The party leader said politicians have a duty to say how they will "protect and improve" the NHS in the face of the anticipated public sector spending cuts.

He pledged to channel savings from the health budget into "Cinderella services" in the NHS which have been lacking in funding.

Clegg said he would give frontline staff control over their ward or unit budgets, and would allow them to "establish not-for-profit social enterprises or [department store] John Lewis-style employee trusts to run services of all kinds within the NHS".

The NHS must be turned "on its head", he said. Allowing power to "flow up", while nurses must help to "make it happen".

Clegg told the congress in Bournemouth: "I am wholly committed, head and heart, to keeping our NHS free when people need it and paid for by us all.

"But you and I also know that's the easy bit to say, the real question that politicians now have to answer is not: How much do you love the NHS?

"It is right to celebrate nursing and the NHS as a whole, but it doesn't deal with the central issue I know worries every one of you.

"The real question that politicians now have to answer is not 'how much do you love the NHS?'

"It's 'how do you protect and improve the NHS at a time like this?'"

Clegg said the "old politics" would be to make unfunded promises "and hit you with surprises after the election".

But the party leader pledged to give nursing staff a greater say in how the NHS was run – including indentifying savings.
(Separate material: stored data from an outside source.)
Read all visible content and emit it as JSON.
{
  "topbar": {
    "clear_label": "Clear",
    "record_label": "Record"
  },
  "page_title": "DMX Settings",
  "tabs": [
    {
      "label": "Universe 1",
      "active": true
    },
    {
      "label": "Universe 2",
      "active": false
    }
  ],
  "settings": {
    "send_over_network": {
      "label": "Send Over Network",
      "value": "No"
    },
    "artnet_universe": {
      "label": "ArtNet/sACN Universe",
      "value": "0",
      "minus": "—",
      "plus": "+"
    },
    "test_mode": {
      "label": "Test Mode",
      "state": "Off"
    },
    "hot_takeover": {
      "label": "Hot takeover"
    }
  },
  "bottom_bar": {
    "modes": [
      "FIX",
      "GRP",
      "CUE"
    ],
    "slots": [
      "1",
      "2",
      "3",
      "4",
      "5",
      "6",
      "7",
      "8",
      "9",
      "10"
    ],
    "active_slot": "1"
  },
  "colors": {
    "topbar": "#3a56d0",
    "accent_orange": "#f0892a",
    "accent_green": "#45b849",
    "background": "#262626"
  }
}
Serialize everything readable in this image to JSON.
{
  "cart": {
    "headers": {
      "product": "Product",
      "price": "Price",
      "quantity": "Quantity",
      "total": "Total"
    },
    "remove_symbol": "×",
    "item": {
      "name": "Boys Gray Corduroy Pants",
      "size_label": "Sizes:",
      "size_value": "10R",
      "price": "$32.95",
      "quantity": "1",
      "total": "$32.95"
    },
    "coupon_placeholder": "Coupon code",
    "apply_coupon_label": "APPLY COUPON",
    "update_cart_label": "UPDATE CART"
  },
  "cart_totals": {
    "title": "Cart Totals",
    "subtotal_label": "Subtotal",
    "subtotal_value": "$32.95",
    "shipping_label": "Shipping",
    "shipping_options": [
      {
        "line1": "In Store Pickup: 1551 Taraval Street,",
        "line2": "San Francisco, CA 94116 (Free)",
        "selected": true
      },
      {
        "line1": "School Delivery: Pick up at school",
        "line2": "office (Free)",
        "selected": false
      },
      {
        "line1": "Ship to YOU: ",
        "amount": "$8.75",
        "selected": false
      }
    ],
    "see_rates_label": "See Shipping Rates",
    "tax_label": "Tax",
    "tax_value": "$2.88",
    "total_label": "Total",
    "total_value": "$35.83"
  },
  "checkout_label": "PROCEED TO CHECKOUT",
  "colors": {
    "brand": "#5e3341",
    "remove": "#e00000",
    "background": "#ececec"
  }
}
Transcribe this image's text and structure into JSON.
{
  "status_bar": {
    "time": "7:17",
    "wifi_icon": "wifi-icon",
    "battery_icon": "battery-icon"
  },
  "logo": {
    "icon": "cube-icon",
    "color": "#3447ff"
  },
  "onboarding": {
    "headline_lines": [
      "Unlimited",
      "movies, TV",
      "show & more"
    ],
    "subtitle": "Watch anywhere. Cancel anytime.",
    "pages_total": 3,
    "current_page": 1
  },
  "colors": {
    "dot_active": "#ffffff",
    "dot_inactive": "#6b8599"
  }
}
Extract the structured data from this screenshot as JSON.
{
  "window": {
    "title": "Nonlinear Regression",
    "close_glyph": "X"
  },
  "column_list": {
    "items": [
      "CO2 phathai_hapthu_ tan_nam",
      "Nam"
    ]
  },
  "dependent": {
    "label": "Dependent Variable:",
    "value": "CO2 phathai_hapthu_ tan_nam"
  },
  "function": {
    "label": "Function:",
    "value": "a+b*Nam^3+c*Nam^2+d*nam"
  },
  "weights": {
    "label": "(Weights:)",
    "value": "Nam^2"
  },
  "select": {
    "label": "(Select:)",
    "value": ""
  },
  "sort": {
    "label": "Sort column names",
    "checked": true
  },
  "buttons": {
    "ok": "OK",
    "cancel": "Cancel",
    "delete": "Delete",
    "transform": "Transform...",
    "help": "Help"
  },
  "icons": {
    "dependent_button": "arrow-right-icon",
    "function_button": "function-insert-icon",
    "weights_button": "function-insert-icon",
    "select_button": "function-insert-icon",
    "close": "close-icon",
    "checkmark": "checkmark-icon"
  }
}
He said: "We will look for efficiency and unnecessary programmes of spending wherever they lie.

"But because the NHS faces exceptional demographic pressures, savings we identify within the health service will be diverted, penny for penny, pound for pound, to areas of the NHS which have been starved of cash, or could be in future years.

"Areas like dementia, where demographic pressures are high, cancer, where the costs of treatment are rising, and mental health, which has been a Cinderella service within the NHS for far too long."

Yesterday the prime minister addressed the conference, promising that no-one in England would wait more than one week for cancer test results under a future Labour government if they are re-elected.

Brown hailed the NHS as "the best insurance policy in the world" and told the conference that nurses were "the soul of the NHS".

He struck a highly personal note as he praised the work of NHS staff, recalling the death of his daughter Jennifer, who died in 2002 aged 10 days.

The Conservatives have pledged to "ring-fence" NHS funding if elected, protecting it from the cuts that will fall on the public sector.